Na verdade, a gente já gastou grande parte dos recursos artísticos, intelectuais e culturais da humanidade relatando e estudando as trilhões de maneiras de sermos miseráveis. Os tratados e obras sobre a felicidade é que rareiam.

Mas o interessante é que elas sempre existiram. Desde a Antiguidade, passando pelo renascimento e chegando aos tempos atuais – nos quais elas se multiplicam – algumas mentes se arriscaram a proferir algumas palavras e a dar algumas pinceladas em homenagem à vida feliz.

Claro que existem os exagerados, aqueles que dizem que devemos ser felizes a qualquer custo e que têm horror das tais emoções negativas, mas generalizar essa postura é um grande preconceito.

O que algumas pessoas começam a buscar não é uma maneira de decepar o lado negativo, bastante rico e construtivo sim, da nossa vida emocional, mas apenas entortar a balança para o outro lado e falar mais de amor e esperança para variar.
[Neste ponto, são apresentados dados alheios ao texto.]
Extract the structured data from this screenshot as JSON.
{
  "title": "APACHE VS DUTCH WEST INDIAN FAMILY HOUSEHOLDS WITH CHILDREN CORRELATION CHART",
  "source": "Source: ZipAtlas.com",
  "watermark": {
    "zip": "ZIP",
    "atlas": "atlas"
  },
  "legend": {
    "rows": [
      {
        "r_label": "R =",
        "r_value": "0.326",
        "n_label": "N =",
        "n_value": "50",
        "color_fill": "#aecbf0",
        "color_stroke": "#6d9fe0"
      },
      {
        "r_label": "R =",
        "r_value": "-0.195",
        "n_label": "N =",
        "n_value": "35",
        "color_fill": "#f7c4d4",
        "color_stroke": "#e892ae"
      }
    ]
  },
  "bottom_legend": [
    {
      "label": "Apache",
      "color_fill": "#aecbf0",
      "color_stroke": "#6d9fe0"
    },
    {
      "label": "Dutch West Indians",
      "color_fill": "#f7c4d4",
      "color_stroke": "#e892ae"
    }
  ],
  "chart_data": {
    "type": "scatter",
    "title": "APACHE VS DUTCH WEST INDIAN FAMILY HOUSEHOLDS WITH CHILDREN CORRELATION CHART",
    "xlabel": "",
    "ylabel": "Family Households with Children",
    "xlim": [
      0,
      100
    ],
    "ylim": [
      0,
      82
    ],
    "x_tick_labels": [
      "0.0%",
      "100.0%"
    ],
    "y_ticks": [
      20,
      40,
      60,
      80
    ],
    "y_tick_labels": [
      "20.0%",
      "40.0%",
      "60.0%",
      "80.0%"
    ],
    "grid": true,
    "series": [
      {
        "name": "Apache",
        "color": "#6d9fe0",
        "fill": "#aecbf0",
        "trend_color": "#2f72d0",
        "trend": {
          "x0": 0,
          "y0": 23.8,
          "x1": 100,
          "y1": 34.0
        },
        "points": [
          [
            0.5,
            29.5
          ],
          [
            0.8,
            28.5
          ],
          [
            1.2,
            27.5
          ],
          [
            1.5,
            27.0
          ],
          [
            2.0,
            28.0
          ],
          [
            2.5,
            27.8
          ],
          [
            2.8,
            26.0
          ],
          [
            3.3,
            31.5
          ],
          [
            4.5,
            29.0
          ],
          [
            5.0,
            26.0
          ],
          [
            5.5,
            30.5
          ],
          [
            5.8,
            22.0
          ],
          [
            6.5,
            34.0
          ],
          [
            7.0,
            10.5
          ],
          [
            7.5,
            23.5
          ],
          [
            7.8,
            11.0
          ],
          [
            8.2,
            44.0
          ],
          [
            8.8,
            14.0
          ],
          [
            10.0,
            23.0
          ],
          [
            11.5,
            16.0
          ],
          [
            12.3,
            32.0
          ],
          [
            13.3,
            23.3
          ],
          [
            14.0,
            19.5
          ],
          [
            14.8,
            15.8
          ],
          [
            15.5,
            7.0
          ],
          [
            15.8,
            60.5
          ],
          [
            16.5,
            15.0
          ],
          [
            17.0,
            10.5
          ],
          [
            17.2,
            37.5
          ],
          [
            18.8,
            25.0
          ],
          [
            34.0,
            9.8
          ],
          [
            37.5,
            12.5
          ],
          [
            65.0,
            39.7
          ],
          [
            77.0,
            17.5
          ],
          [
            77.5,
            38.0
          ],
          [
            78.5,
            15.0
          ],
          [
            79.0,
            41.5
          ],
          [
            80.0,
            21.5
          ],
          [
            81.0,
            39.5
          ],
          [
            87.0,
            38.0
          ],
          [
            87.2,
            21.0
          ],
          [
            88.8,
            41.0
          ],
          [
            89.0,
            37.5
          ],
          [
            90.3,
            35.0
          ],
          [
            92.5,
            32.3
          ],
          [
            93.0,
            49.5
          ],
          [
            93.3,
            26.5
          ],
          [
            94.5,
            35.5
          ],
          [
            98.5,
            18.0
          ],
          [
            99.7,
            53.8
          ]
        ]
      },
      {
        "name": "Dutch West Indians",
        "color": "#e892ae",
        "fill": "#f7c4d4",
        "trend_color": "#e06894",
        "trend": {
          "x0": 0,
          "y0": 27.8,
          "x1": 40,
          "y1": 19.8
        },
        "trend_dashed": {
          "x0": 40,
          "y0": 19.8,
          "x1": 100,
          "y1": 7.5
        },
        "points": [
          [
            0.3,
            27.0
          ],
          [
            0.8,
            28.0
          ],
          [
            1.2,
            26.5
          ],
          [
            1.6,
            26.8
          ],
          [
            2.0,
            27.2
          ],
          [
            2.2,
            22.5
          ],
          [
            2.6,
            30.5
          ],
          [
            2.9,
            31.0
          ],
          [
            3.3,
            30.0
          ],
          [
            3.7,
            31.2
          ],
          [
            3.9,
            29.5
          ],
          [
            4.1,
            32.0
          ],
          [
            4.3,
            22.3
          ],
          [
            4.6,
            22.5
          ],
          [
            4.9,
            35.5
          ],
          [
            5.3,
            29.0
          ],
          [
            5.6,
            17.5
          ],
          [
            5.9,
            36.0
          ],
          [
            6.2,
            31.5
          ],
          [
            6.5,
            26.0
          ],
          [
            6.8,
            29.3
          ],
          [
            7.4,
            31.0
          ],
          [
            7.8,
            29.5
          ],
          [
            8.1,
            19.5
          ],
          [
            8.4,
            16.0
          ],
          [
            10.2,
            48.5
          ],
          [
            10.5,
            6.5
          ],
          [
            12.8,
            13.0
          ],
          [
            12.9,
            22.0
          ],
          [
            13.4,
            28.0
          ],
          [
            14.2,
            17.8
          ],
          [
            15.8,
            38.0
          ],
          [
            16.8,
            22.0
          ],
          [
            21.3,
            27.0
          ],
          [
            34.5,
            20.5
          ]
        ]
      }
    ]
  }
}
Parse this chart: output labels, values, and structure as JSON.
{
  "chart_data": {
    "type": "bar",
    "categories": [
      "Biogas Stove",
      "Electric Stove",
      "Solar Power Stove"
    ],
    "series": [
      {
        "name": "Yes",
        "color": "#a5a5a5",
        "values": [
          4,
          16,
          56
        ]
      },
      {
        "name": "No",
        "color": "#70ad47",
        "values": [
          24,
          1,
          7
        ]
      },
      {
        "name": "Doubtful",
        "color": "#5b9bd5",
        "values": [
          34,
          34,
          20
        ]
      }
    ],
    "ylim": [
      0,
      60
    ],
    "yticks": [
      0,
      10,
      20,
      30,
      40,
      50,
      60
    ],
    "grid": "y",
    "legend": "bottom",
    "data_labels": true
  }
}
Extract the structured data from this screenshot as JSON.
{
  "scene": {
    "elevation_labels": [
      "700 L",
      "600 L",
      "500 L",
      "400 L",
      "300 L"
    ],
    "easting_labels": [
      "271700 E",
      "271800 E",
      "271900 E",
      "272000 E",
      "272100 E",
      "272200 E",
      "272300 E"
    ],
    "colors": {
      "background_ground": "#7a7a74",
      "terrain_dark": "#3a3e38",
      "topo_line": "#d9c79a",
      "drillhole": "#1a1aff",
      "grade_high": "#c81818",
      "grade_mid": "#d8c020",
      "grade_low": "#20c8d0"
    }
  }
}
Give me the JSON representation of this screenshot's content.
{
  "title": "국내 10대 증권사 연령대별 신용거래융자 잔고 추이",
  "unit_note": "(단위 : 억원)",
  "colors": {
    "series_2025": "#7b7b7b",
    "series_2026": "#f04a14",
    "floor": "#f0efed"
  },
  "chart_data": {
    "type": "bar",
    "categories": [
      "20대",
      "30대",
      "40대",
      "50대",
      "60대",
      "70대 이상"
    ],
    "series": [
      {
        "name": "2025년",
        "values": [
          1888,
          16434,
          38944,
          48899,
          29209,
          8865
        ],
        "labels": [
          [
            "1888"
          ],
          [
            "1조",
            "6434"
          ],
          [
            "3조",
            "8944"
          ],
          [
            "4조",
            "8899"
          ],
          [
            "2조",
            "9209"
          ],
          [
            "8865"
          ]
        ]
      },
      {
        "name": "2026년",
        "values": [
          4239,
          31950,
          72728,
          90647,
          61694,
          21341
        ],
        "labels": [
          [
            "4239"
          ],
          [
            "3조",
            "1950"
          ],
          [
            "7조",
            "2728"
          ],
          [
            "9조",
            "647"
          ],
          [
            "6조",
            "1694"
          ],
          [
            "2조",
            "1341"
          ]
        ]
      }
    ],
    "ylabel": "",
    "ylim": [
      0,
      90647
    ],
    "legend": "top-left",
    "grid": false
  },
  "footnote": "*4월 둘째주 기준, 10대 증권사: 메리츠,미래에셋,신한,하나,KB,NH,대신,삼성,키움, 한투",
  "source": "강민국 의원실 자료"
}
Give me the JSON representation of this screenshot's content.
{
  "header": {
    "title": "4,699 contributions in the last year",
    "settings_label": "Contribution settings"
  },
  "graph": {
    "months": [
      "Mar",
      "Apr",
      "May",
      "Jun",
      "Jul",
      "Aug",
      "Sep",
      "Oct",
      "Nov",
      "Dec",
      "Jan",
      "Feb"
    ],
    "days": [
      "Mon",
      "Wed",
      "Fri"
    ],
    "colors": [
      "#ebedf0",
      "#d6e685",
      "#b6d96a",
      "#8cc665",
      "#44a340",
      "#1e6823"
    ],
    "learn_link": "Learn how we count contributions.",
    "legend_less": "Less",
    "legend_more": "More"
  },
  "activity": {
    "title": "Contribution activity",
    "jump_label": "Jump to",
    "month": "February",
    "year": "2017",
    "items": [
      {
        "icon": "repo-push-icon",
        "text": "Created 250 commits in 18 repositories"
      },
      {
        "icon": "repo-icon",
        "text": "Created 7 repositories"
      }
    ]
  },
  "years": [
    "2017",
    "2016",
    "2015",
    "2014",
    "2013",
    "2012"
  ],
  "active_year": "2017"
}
O que queremos é, mesmo tendo consciência das mazelas da humanidade e sentindo dor e sofrimento em alguns momentos, reivindicar o direito de vivenciar o que há de verdadeiramente bom na vida e lutar para multiplicar os momentos de felicidade, aprendendo a valorizá-los.

A busca da felicidade é absolutamente legítima. E ela não é um desrespeito ao sofrimento.

A gente conhece muito mais meios de tortura, do que meios de fazer uma pessoa sorrir. E já é hora de mudar isso.